Cooper and Fort Calhoun supplied 31% of the electricity used by Nebraskans in 2010.
These two plants provided safe, clean, reliable, and low-cost electricity to Nebraskans across the state. Nebraska’s nuclear generators run all day, every day, providing Nebraskans with the electricity they need in their homes and businesses. Nuclear power is among the state’s lowest-cost electricity options.
In late 2010, NPPD received a 20-year extension of its operating license at Cooper, which means the plant can continue operating until 2034. It began generating electricity in 1974. Cooper can generate up to 810 megawatts (MW) of electricity – enough to supply the electric needs of the Lincoln and Grand Island areas on a hot Nebraska summer day. More information about CNS is available from NPPD.
OPPD’s Fort Calhoun plant began generating electricity in 1973. A one-unit, 484 megawatt generator, Fort Calhoun’s operating license was extended by 20 years in 2003, which will keep that generator running until 2033.
Today, more than 100 nuclear generators are operating in the U.S. Those plants provide about 20% of our nation’s electricity.
No utility has built a new nuclear generator in the U.S. in more than 30 years. Like all ways of generating electricity, nuclear power has its strengths and drawbacks. Once built, nuclear generators produce electricity very inexpensively. Despite the March 2011 problems at Japan’s Fukushima Daiichi nuclear power plant, nuclear technology is safe. U.S. nuclear power plants are subject to intense regulations and oversight by the Nuclear Regulatory Commission. The entire industry makes the safety of its workers and the public its highest priority.

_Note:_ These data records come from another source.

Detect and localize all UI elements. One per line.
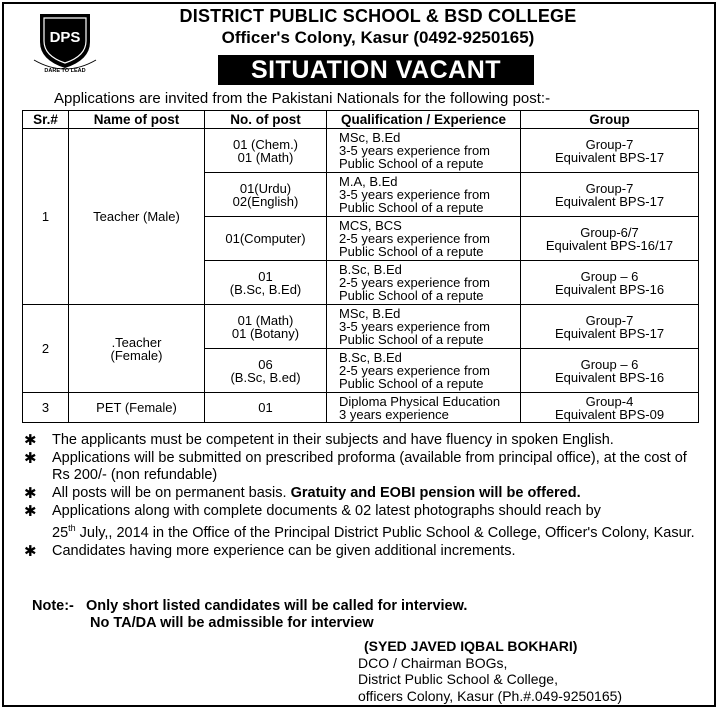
cell-group-line: Equivalent BPS-17 — [554, 325, 665, 341]
signatory-name: (SYED JAVED IQBAL BOKHARI) — [364, 638, 578, 654]
signatory-contact: officers Colony, Kasur (Ph.#.049-9250165) — [358, 687, 623, 704]
cell-group-line: Group-7 — [585, 180, 634, 196]
cell-post-count-line: (B.Sc, B.Ed) — [229, 281, 302, 297]
cell-post-count — [205, 305, 327, 349]
cell-qualification-line: 2-5 years experience from — [339, 231, 491, 246]
cell-qualification-line: MSc, B.Ed — [339, 306, 401, 321]
cell-qualification-line: Public School of a repute — [339, 332, 484, 347]
logo-motto: DARE TO LEAD — [44, 68, 86, 74]
cell-post-count-line: 02(English) — [232, 193, 299, 209]
cell-qualification-line: 3-5 years experience from — [339, 319, 491, 334]
cell-post-count-line: 01(Computer) — [225, 231, 306, 246]
cell-qualification — [327, 261, 521, 305]
table-row — [23, 129, 699, 173]
cell-qualification — [327, 217, 521, 261]
cell-group-line: Equivalent BPS-09 — [554, 406, 665, 422]
cell-qualification — [327, 173, 521, 217]
cell-post-name: .Teacher (Female) — [69, 305, 205, 393]
cell-post-count-line: 01 — [258, 400, 273, 415]
cell-post-count — [205, 261, 327, 305]
cell-qualification-line: MSc, B.Ed — [339, 130, 401, 145]
header-post-name: Name of post — [69, 111, 205, 129]
cell-qualification — [327, 305, 521, 349]
cell-post-count-line: 06 — [258, 356, 273, 372]
cell-group-line: Equivalent BPS-16 — [554, 281, 665, 297]
cell-qualification-line: Diploma Physical Education — [339, 393, 501, 409]
cell-group — [521, 261, 699, 305]
cell-post-count — [205, 129, 327, 173]
header-group: Group — [521, 111, 699, 129]
header-sr: Sr.# — [23, 111, 69, 129]
cell-post-count — [205, 393, 327, 423]
interview-note — [32, 598, 467, 632]
school-name: DISTRICT PUBLIC SCHOOL & BSD COLLEGE — [179, 6, 577, 26]
cell-group-line: Group – 6 — [580, 268, 639, 284]
cell-post-count — [205, 349, 327, 393]
signatory-title: DCO / Chairman BOGs, — [358, 654, 508, 671]
note-date-day: 25 — [52, 524, 69, 541]
signature-block — [358, 638, 622, 704]
cell-post-count-line: 01 (Math) — [237, 312, 294, 328]
logo-text: DPS — [49, 29, 81, 46]
list-item — [22, 543, 702, 560]
note-date-suffix: th — [68, 523, 76, 533]
cell-group-line: Equivalent BPS-16/17 — [545, 237, 674, 253]
cell-post-count-line: 01(Urdu) — [239, 180, 292, 196]
cell-group-line: Group – 6 — [580, 356, 639, 372]
cell-group-line: Group-4 — [585, 393, 634, 409]
note-text: Applications will be submitted on prescribed proforma (available from principal office), at the cost of Rs 200/- (non refundable) — [52, 450, 687, 483]
cell-sr: 1 — [23, 129, 69, 305]
cell-group-line: Group-6/7 — [580, 224, 639, 240]
cell-qualification-line: Public School of a repute — [339, 288, 484, 303]
cell-qualification — [327, 393, 521, 423]
intro-text: Applications are invited from the Pakistani Nationals for the following post:- — [54, 90, 551, 107]
cell-group-line: Group-7 — [585, 136, 634, 152]
cell-post-name: Teacher (Male) — [69, 129, 205, 305]
asterisk-icon: ✱ — [24, 503, 37, 520]
headline-banner: SITUATION VACANT — [218, 55, 534, 85]
note-text: All posts will be on permanent basis. — [52, 485, 291, 501]
list-item — [22, 432, 702, 449]
cell-post-count — [205, 217, 327, 261]
note-text: The applicants must be competent in their subjects and have fluency in spoken English. — [52, 432, 614, 448]
school-logo — [30, 8, 100, 74]
cell-group — [521, 129, 699, 173]
cell-qualification-line: B.Sc, B.Ed — [339, 262, 402, 277]
cell-group — [521, 393, 699, 423]
list-item — [22, 503, 702, 542]
asterisk-icon: ✱ — [24, 450, 37, 467]
asterisk-icon: ✱ — [24, 485, 37, 502]
cell-post-count-line: 01 (Math) — [237, 149, 294, 165]
cell-post-name: PET (Female) — [69, 393, 205, 423]
cell-qualification-line: Public School of a repute — [339, 244, 484, 259]
list-item — [22, 485, 702, 502]
terms-list — [22, 432, 702, 561]
signatory-organization: District Public School & College, — [358, 671, 558, 687]
note-line-1: Only short listed candidates will be called for interview. — [85, 598, 468, 614]
asterisk-icon: ✱ — [24, 542, 37, 560]
cell-group-line: Equivalent BPS-17 — [554, 193, 665, 209]
cell-qualification-line: Public School of a repute — [339, 200, 484, 215]
cell-post-count-line: 01 — [258, 268, 273, 284]
header-qualification: Qualification / Experience — [327, 111, 521, 129]
table-row — [23, 305, 699, 349]
school-address: Officer's Colony, Kasur (0492-9250165) — [221, 28, 535, 47]
cell-sr: 2 — [23, 305, 69, 393]
cell-qualification-line: B.Sc, B.Ed — [339, 350, 402, 365]
cell-group — [521, 349, 699, 393]
cell-qualification-line: MCS, BCS — [339, 218, 402, 233]
cell-post-count-line: (B.Sc, B.ed) — [230, 369, 301, 385]
cell-group — [521, 173, 699, 217]
cell-sr: 3 — [23, 393, 69, 423]
cell-qualification-line: Public School of a repute — [339, 156, 484, 171]
table-header-row — [23, 111, 699, 129]
cell-qualification-line: 3 years experience — [339, 406, 449, 422]
posts-table — [22, 110, 699, 423]
cell-qualification-line: 3-5 years experience from — [339, 187, 491, 202]
table-body — [23, 129, 699, 423]
cell-qualification — [327, 349, 521, 393]
list-item — [22, 450, 702, 484]
note-line-2: No TA/DA will be admissible for interview — [90, 615, 374, 631]
cell-qualification — [327, 129, 521, 173]
cell-group-line: Equivalent BPS-16 — [554, 369, 665, 385]
cell-post-count-line: 01 (Botany) — [231, 325, 300, 341]
asterisk-icon: ✱ — [24, 432, 37, 449]
note-text: July,, 2014 in the Office of the Principal District Public School & College, Officer's Colony, Kasur. — [75, 524, 695, 541]
cell-group-line: Equivalent BPS-17 — [554, 149, 665, 165]
cell-post-count-line: 01 (Chem.) — [232, 136, 299, 152]
table-row — [23, 393, 699, 423]
header-post-count: No. of post — [205, 111, 327, 129]
cell-post-count — [205, 173, 327, 217]
note-text: Applications along with complete documents & 02 latest photographs should reach by — [52, 503, 601, 519]
cell-group — [521, 217, 699, 261]
cell-group — [521, 305, 699, 349]
note-label: Note:- — [32, 598, 74, 614]
cell-qualification-line: 3-5 years experience from — [339, 143, 491, 158]
cell-qualification-line: 2-5 years experience from — [339, 275, 491, 290]
cell-group-line: Group-7 — [585, 312, 634, 328]
note-emphasis: Gratuity and EOBI pension will be offered. — [290, 485, 581, 501]
note-text: Candidates having more experience can be given additional increments. — [52, 542, 516, 559]
cell-qualification-line: M.A, B.Ed — [339, 174, 398, 189]
cell-qualification-line: Public School of a repute — [339, 376, 484, 391]
cell-qualification-line: 2-5 years experience from — [339, 363, 491, 378]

Members of NPA are also members of nuclear power organizations around the world, and those groups are studying what happened in Japan. They plan to apply lessons learned to their own nuclear generators. Nuclear power plants produce clean electricity—no emissions of sulfur dioxide, nitrogen oxides, mercury, or soot—which is increasingly important factors in today’s environmentally conscious society. And nuclear generators emit no carbon dioxide, an important benefit as power companies and customers think more about global climate change.
However, the cost of building a new nuclear generator is expensive—$5 billion or more, which is several times more expensive than generators that burn coal or gas, or generating electricity from renewable resources like wind, solar, and hydro. And, despite decades of effort, the U.S. still has no centralized place to safely store and decontaminate the spent fuel from nuclear power plants.
So do Nebraska’s utilities plan to build any new nuclear generators? Not at this time. One utility, Southern Company, is in the process of building a new nuclear generator in Georgia. Utilities in Texas and South Carolina also want to build new nuclear generators, but they are being cautions because of the costs.